Controlling your blood glucose is a very important part of managing diabetes.

To self-test your blood glucose you need a blood glucose meter, a test strip or test cassette, and a finger pricker. Make sure you read and follow the instructions that are included in the product manual that accompanies your particular blood glucose meter.

To help ensure you get reliable and accurate results, follow these simple guidelines for proper testing:

  • Wash your hands in warm water to remove any traces of substances which might otherwise interfere with your test results. Dry your hands thoroughly.
  • Always use a small and well-formed blood drop. Don't let it spread.
  • Apply the blood drop immediately after you have created it.
  • Apply the blood drop to the centre of the test area gently and steadily.

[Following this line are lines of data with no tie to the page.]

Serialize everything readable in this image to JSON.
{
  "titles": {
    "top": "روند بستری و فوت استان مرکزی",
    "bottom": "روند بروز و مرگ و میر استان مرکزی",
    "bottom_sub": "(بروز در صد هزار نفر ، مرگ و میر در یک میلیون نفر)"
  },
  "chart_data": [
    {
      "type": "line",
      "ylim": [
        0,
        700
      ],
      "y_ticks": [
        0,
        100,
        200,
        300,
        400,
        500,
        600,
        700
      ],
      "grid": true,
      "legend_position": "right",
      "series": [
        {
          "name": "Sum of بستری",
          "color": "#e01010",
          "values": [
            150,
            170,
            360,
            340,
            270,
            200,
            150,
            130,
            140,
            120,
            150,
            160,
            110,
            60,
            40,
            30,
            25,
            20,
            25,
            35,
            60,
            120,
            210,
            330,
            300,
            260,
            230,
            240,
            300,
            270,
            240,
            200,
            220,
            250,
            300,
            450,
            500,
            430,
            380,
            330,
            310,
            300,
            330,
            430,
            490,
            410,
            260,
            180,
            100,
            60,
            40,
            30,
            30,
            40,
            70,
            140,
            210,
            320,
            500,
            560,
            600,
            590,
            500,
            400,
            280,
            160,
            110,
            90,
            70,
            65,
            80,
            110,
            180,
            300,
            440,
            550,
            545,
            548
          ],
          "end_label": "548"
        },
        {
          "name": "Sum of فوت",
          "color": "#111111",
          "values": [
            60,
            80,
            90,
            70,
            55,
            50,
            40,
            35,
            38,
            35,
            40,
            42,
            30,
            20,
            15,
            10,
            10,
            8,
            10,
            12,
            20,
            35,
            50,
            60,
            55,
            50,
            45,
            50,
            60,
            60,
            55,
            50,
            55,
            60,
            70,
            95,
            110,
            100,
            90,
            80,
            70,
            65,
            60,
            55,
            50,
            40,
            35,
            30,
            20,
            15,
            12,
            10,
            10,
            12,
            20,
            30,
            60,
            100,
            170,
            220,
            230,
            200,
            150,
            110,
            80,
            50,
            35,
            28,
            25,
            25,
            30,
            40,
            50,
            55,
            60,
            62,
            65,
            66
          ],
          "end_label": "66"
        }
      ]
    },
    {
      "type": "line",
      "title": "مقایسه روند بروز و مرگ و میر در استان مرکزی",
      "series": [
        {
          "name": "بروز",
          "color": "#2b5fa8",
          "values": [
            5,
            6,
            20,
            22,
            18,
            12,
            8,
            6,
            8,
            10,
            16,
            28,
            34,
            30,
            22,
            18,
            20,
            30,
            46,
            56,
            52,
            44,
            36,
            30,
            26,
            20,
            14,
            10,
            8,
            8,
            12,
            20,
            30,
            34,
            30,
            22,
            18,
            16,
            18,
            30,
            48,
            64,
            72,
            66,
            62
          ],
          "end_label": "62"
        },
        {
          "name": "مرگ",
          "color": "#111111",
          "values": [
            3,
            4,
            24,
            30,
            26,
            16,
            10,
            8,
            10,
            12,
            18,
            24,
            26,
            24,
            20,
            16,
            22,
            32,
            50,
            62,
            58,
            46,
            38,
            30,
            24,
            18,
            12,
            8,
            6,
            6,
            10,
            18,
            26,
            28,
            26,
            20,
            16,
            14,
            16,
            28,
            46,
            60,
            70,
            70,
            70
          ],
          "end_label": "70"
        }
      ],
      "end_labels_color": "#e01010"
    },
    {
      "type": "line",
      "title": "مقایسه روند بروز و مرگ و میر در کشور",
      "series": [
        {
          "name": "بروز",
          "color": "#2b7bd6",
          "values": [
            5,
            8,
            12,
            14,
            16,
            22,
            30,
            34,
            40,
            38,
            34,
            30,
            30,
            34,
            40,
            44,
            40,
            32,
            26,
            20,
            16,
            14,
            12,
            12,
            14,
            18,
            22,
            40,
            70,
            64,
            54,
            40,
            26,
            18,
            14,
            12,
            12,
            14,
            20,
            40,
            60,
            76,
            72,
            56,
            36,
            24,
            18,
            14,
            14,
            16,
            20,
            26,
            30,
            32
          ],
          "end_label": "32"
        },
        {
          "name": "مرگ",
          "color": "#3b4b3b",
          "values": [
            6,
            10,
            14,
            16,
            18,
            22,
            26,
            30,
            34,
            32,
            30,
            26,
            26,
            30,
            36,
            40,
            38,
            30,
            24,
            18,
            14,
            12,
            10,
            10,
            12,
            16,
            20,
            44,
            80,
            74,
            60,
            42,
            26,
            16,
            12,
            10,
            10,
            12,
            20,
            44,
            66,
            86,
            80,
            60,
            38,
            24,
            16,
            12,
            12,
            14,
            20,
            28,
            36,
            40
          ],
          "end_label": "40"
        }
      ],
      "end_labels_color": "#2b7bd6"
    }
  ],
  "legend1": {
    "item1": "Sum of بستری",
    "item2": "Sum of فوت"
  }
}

If hand-washing facilities are not available, you can use alcohol-free hand wipes such as the Accu-Chek hand wipes to clean your fingers before you test your blood sugar.

Follow the instructions included with your finger pricker to get a drop of blood— which normally includes shaking your hands below the wrist or gently squeezing your finger a few times to help. While testing from the finger tip is most common, it is sometimes possible to use alternate site testing.

Alternate Site Testing (AST)

Some blood glucose meters allow you to use blood samples from other parts of the body, such as the palm, forearm, upper arm, thigh or calf. Always consult your healthcare professional before using sites other than your fingertip for blood glucose testing.

Other methods of testing and monitoring look at your blood glucose in the long-term. An HbA1c (also known as glycated haemoglobin or A1c) test gives you a picture of your average blood glucose control for the past 2 to 3 months.

The HbA1c test is not a substitute for self-monitoring. Regular highs and lows in blood glucose will not be obvious, and may mask one another resulting in an HbA1c result that is falsely favourable. Only self-monitoring can show how meals, physical activity, medications and stress affect your blood glucose over short periods of time. This provides more reference as you manage your diabetes.

Your healthcare professional will help you schedule HbA1c tests and together you can decide what testing schedule will work best for you.